Quand as-tu créé ta marque B.Natural ? Qu’est-ce qui t’as donné envie d’entreprendre ?
En commençant l’Université en 2010, je cherchais un job étudiant mais je ne parvenais pas à en trouver un sur le campus. La mère d’une de mes amies avait un salon de coiffure, je lui ai demandé si je pouvais venir y travailler les week-ends. J’étais assistante, je faisais les shampooings et je gagnais 5 dollars par tête. J’avais envie de me rendre utile, je ne voulais pas être juste la personne qui fait les shampooings. Très vite, je réalise que les coiffeuses commandent des produits dont elles ne connaissent pas forcément la composition. Il faut dire que les listes des produits chimiques sur les étiquettes sont difficiles à décrypter pour des non-initiés. L’idée me vient alors de tester les concepts que j’étudie en cours de chimie, en faisant des essais pour fabriquer un shampooing, un démêlant et une huile. Après les avoir testé sur mes cheveux, je les ai apportés au salon, pour les faire tester aux clients. Mes produits à base d’ingrédients naturels ont beaucoup plu, d’autant plus qu’ils étaient efficaces et personnalisables. En voyant ma passion pour la production et la transmission de mes connaissances, ma patronne m’a dit qu’elle était prête à faire de la place sur les étagères pour référencer une gamme de produits naturels. J’ai saisi l’opportunité, créant ainsi B-Natural en parallèle de mes études et de mon job étudiant.
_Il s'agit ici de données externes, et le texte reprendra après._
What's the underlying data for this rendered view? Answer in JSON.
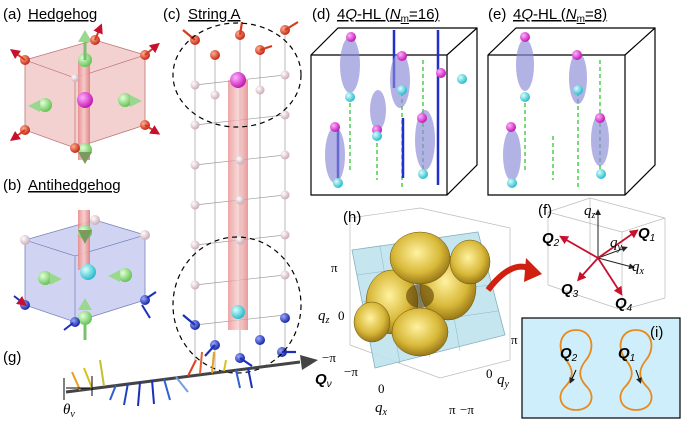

Quelle est la mission de B-Natural ?
Au début, j’avais appelé ma marque “Bachh Natural”, Bach comme Bachita, mais aussi comme “gros” en anglais (“batch”). Ce sera mon “legacy”, quelque chose que je veux créer, pour moi, mes filles, mes futurs petits enfants à venir. Cette année j’ai eu envie de changer le nom pour lui donner plus de sens, en mettant l’accent sur l’aspect naturel de ma démarche.
Tous mes produits sont faits naturellement, tu n’as pas besoin de trop chercher, car la composition des produits est minimaliste. Par exemple, pour mes savons je n’utilise que 3 ingrédients : de la soude, de l’huile et des épices, qui apportent à la fois de la couleur et une odeur en plus de leurs vertus. Ce qui fait la beauté de mes produits, c’est que chaque ingrédient pris individuellement avant la transformation est comestible !
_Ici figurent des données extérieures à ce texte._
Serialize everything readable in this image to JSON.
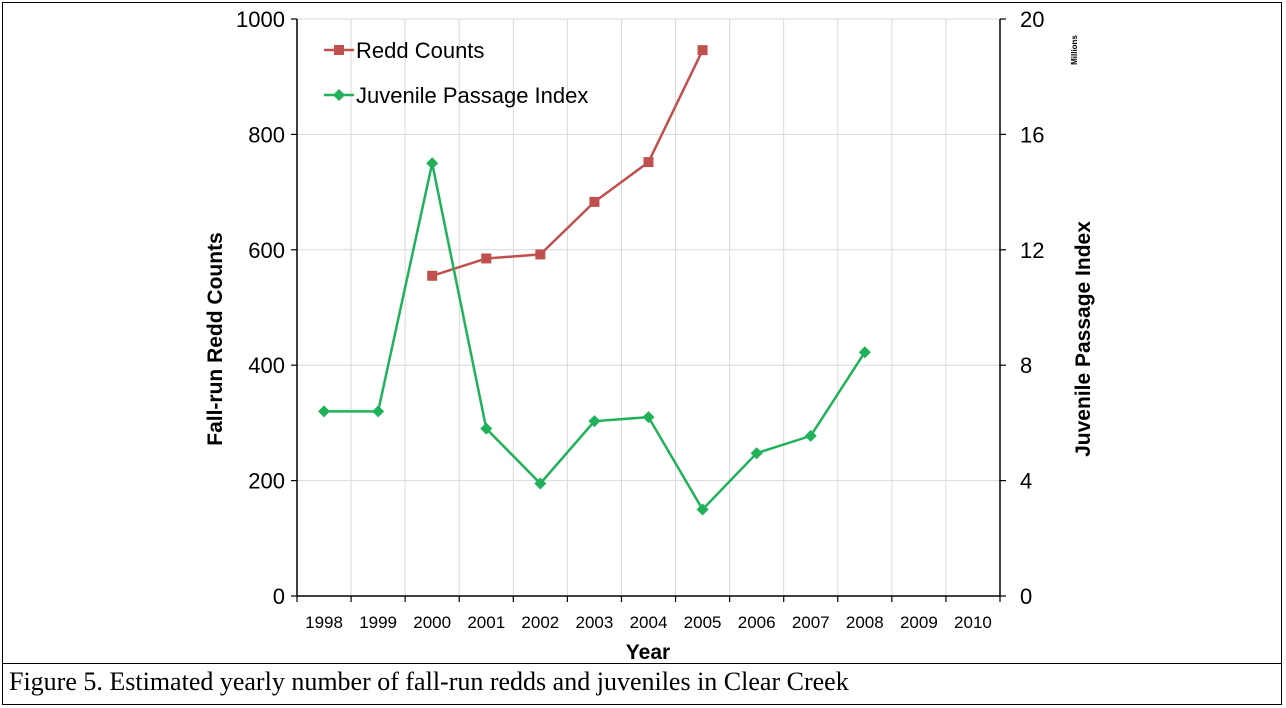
{
  "caption": "Figure 5. Estimated yearly number of fall-run redds and juveniles in Clear Creek",
  "chart_data": {
    "type": "line",
    "title": "",
    "xlabel": "Year",
    "ylabel": "Fall-run Redd Counts",
    "y2label": "Juvenile Passage Index",
    "y2unit": "Millions",
    "categories": [
      "1998",
      "1999",
      "2000",
      "2001",
      "2002",
      "2003",
      "2004",
      "2005",
      "2006",
      "2007",
      "2008",
      "2009",
      "2010"
    ],
    "ylim": [
      0,
      1000
    ],
    "y2lim": [
      0,
      20
    ],
    "yticks": [
      0,
      200,
      400,
      600,
      800,
      1000
    ],
    "y2ticks": [
      0,
      4,
      8,
      12,
      16,
      20
    ],
    "grid": true,
    "legend": "top-left",
    "series": [
      {
        "name": "Redd Counts",
        "axis": "left",
        "color": "#c0504d",
        "marker": "square",
        "values": [
          null,
          null,
          555,
          585,
          592,
          683,
          752,
          946,
          null,
          null,
          null,
          null,
          null
        ]
      },
      {
        "name": "Juvenile Passage Index",
        "axis": "right",
        "color": "#1fb25a",
        "marker": "diamond",
        "values": [
          6.4,
          6.4,
          15.0,
          5.8,
          3.9,
          6.06,
          6.2,
          3.0,
          4.95,
          5.55,
          8.45,
          null,
          null
        ]
      }
    ]
  }
}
Pourquoi t’être installée au Sénégal ?
En choisissant la spécialité chimie j’avais l’intuition que j’apprendrai la théorie aux USA mais que je rentrerai chez moi pour mettre en pratique mes connaissances. Je suis rentrée à Lomé après mes études, mais je n’ai pas eu le courage d’y rester. Je suis retournée vivre aux USA, où j’ai fondé une famille avec mon conjoint sénégalais. C’est ainsi que nous sommes venus nous installer à Dakar après la naissance de notre fille. La vie nous a finalement éloignés, nous avons pris des directions différentes, mais je suis restée vivre à Dakar. Je travaillais alors à temps plein au siège d’une entreprise spécialisée dans la sécurité des aéroports, en CDI. J’y consacrais beaucoup d’énergie, et je continuais à développer ma marque en parallèle.
Est-ce que tu as rencontré des obstacles lors de ton parcours entrepreneurial ?
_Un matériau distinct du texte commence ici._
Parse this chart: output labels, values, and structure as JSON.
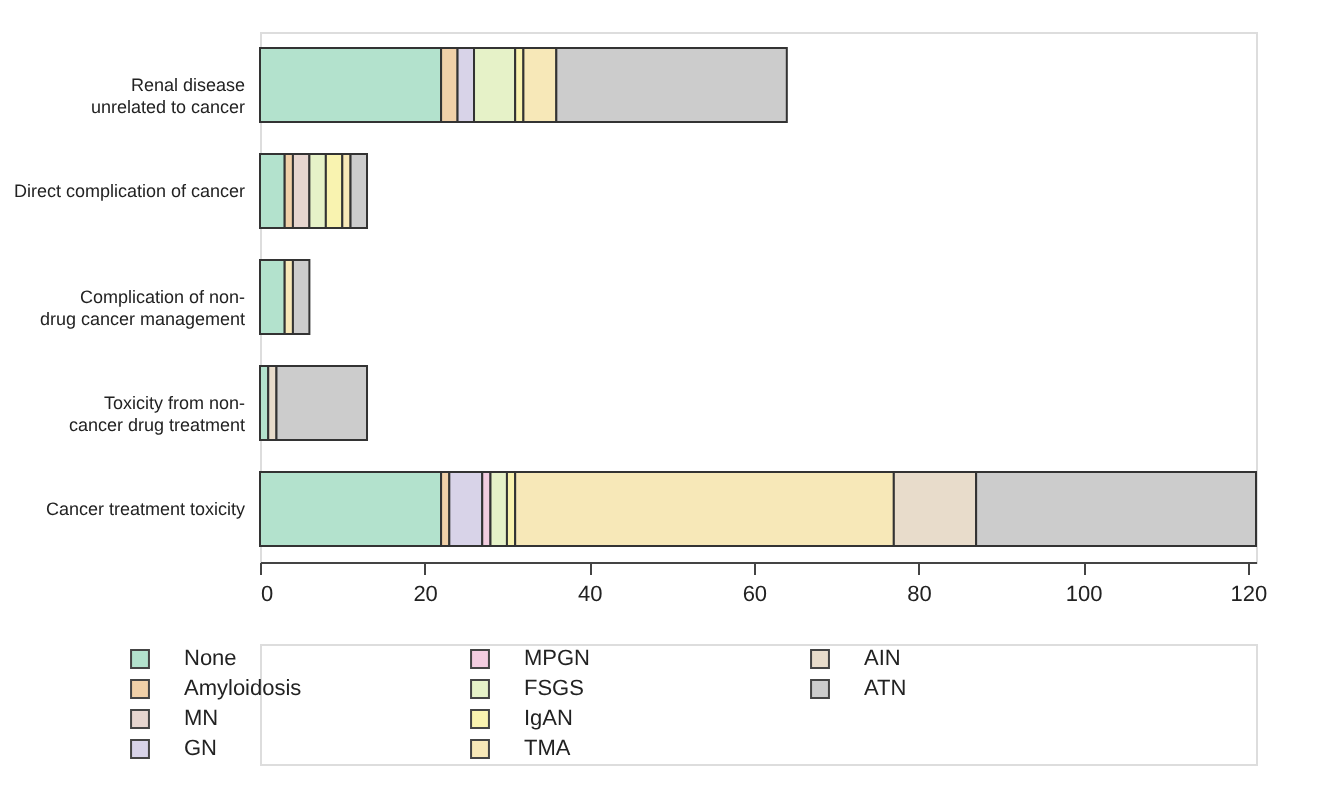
{
  "chart_data": {
    "type": "bar",
    "orientation": "horizontal",
    "stacked": true,
    "categories": [
      "Renal disease unrelated to cancer",
      "Direct complication of cancer",
      "Complication of non-drug cancer management",
      "Toxicity from non-cancer drug treatment",
      "Cancer treatment toxicity"
    ],
    "series": [
      {
        "name": "None",
        "color": "#b3e2cd",
        "values": [
          22,
          3,
          3,
          1,
          22
        ]
      },
      {
        "name": "Amyloidosis",
        "color": "#f0d0a8",
        "values": [
          2,
          1,
          null,
          null,
          1
        ]
      },
      {
        "name": "MN",
        "color": "#e6d5cf",
        "values": [
          null,
          2,
          null,
          null,
          null
        ]
      },
      {
        "name": "GN",
        "color": "#d8d3e8",
        "values": [
          2,
          null,
          null,
          null,
          4
        ]
      },
      {
        "name": "MPGN",
        "color": "#f3cde0",
        "values": [
          null,
          null,
          null,
          null,
          1
        ]
      },
      {
        "name": "FSGS",
        "color": "#e6f2c8",
        "values": [
          5,
          2,
          null,
          null,
          2
        ]
      },
      {
        "name": "IgAN",
        "color": "#f9f3b0",
        "values": [
          1,
          2,
          null,
          null,
          1
        ]
      },
      {
        "name": "TMA",
        "color": "#f7e8b8",
        "values": [
          4,
          1,
          1,
          null,
          46
        ]
      },
      {
        "name": "AIN",
        "color": "#e8dccb",
        "values": [
          null,
          null,
          null,
          1,
          10
        ]
      },
      {
        "name": "ATN",
        "color": "#cccccc",
        "values": [
          28,
          2,
          2,
          11,
          34
        ]
      }
    ],
    "xlim": [
      0,
      121
    ],
    "xticks": [
      0,
      20,
      40,
      60,
      80,
      100,
      120
    ],
    "grid": false,
    "legend": "bottom"
  }
}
Mener de front un travail en CDI, auquel on consacre une grande partie de son énergie, tout en développant sa marque est un vrai challenge. En décembre 2023, mon poste a été supprimé. Je l’ai très mal vécu, car j’avais le sentiment d’avoir beaucoup donné à ce job, de m’être beaucoup investie, et je me sentais trahie. Après tout, un job en CDI n’est-ce pas ce à quoi on aspire en tant que salarié lorsqu’on commence sa vie professionnelle ?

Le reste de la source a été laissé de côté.